Later on, the tango was only danced among men, although this fact scandalizes Vidart that denies it with hardness.
"It is lie, it is error, it is chilly intellectuals' novelería that newly they discover the tango and they want to warm the blood with their ember, to say that the tango was danced by alone men in its beginning. The dance in even of man and woman is a joining mockery in the primitive societies and you/he/she follows it being today, in spite of all the fiorituras interposed by the living room between the choreography and the sex. The tango, I eat the milonga before and before the dance, was still danced always in male couple and female. When two men danced together it was to learn difficult steps for pedagogic simple reasons. And nothing else. To look for other serious silly, if not grotesque" motivations.
Surely, this is one of the few cases in those that Vidart that has made extraordinary contributions to the popular music's study, makes a mistake. Because although it seems absurd, as long as it dances of even, the tango began being danced among men. Already Evaristo Carriego, the first great poet of the popular neighborhoods of Buenos Aires, testifies him, around 1906, in his poem The soul of the suburb: In the street good people waste her guarangos decires but smooth, because to the compass of a tango that is "The brunette" one they shine agile courts DOS ORILLEROS.
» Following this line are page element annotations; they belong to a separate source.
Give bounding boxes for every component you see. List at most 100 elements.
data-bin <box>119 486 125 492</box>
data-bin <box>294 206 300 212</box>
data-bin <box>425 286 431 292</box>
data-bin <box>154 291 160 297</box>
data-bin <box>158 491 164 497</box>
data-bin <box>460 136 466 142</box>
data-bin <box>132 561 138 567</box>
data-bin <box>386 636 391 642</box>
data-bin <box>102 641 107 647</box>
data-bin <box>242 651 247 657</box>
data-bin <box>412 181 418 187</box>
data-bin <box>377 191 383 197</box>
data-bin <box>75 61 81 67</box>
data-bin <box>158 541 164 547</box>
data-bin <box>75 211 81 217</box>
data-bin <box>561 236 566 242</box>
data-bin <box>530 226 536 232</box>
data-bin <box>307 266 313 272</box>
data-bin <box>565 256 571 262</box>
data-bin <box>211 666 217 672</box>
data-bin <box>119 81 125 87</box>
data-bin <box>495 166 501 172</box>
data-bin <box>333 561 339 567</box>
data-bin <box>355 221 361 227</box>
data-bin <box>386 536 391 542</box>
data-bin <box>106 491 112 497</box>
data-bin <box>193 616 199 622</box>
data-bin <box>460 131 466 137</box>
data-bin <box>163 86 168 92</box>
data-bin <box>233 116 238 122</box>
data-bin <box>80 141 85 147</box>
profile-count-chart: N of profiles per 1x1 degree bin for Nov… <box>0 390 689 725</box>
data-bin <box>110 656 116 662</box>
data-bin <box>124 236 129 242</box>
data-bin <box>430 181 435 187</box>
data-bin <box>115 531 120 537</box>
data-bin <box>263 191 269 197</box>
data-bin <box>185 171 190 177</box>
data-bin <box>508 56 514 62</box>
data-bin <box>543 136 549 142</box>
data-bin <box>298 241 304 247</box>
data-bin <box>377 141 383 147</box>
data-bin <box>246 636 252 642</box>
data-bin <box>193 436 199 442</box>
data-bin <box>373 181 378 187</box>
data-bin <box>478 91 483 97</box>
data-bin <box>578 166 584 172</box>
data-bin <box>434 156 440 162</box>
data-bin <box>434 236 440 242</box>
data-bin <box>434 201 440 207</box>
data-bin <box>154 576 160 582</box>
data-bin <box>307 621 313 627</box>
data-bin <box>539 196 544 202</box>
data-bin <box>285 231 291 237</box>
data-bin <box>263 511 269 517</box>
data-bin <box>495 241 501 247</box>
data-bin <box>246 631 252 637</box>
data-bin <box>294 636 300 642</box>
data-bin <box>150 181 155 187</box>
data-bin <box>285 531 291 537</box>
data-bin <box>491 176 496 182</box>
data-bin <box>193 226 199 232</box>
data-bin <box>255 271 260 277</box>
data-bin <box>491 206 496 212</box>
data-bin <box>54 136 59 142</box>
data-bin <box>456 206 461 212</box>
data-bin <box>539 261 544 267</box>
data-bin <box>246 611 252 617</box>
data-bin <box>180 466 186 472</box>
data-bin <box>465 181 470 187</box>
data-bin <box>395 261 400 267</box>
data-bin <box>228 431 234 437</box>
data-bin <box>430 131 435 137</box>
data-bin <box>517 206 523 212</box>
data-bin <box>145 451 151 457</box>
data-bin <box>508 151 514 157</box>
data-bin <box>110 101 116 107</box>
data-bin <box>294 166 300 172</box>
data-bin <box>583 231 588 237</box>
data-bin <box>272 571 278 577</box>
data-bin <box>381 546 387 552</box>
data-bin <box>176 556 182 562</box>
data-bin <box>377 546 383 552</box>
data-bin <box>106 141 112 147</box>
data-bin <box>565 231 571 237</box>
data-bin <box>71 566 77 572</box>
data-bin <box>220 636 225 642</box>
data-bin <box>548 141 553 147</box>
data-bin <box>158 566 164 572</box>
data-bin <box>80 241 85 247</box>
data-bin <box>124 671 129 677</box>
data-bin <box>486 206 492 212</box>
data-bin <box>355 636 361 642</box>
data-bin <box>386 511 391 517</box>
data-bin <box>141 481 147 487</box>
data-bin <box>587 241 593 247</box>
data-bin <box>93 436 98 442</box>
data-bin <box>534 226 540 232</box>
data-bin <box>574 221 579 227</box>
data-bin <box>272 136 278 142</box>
Carriego doesn't describe a man and a woman dancing, but to two men. The testimonial and photographic tests of compadritos dancing is numerous. León Benarós bases this reality in the prevailing machismo in the suburbs and in the whole society of that time.
"Absurdly - he/she writes - he/she is a couple of males the first one that agrees to dance the tango, in some corner. The tango seemed only "Thing of men." It would indignate to attribute to the act the homosexual most minimum content. It is about an ability demonstration, of a splendor. Even later, when the tango conquers the woman for the dance, 'her' it won't be the fundamental ingredient, the last objective, but the dance in yes, the ostentation of knowing how to dance, the almost liturgical respect for that that leaves making, without another intention, without some lubricity. Only when the tango you "nocturniza", when one makes cabaret matter, he/she becomes - sometimes - in pretext for the loving ulterioridad.
But the true Creole, the Argentinean, is modest of his intimacy. It rejects the ostentatious one I paw public, for respect to itself and their partner."
Benarós insists in the topic and it contributes other testimonies. Some of their arguments are of a lot of weight. For example, when he/she affirms that "the demonstration of two men dancing is aseptic, insospechable of second intentions", because the third sex could hardly survive in an atmosphere of raw machismo like the one of then. Even when the woman accepts the tango and she incorporates to her cult, the first dancers would be the Chinese cuarteleras and the pupils of the brothels, the narcissism of the compadrito will assist more to the tango in yes that to its bargain partner. He will not even care too much that it is beautiful, but rather he/she dances well that accompanies him in the demonstration with intelligence and success.
The author also mentions Caesar Viale who confirms the above-mentioned in "Prints of my time": "The tango had not still arrived to the center, he/she walked for the suburbs; when more it was danced among men in the sidewalks, in front of the conventillos, to the compass of the organs with wheels driven by its proprietors, Neapolitans and Calabrians of mane renegrida and lustrous."
Another investigating notable, Horacio Ferrer, is of the same opinion, although he/she adds him/her a shade. "Some columnists - he/she affirms - they sustain that in these beginnings the Tango is danced among men. We should say better than it is also danced among men, because always, until today, it has been danced for even of males, but in almost all the cases like training stops then to dance it with women. Also in the later time of the cabarets, while they wait the clients, the women danced to each other."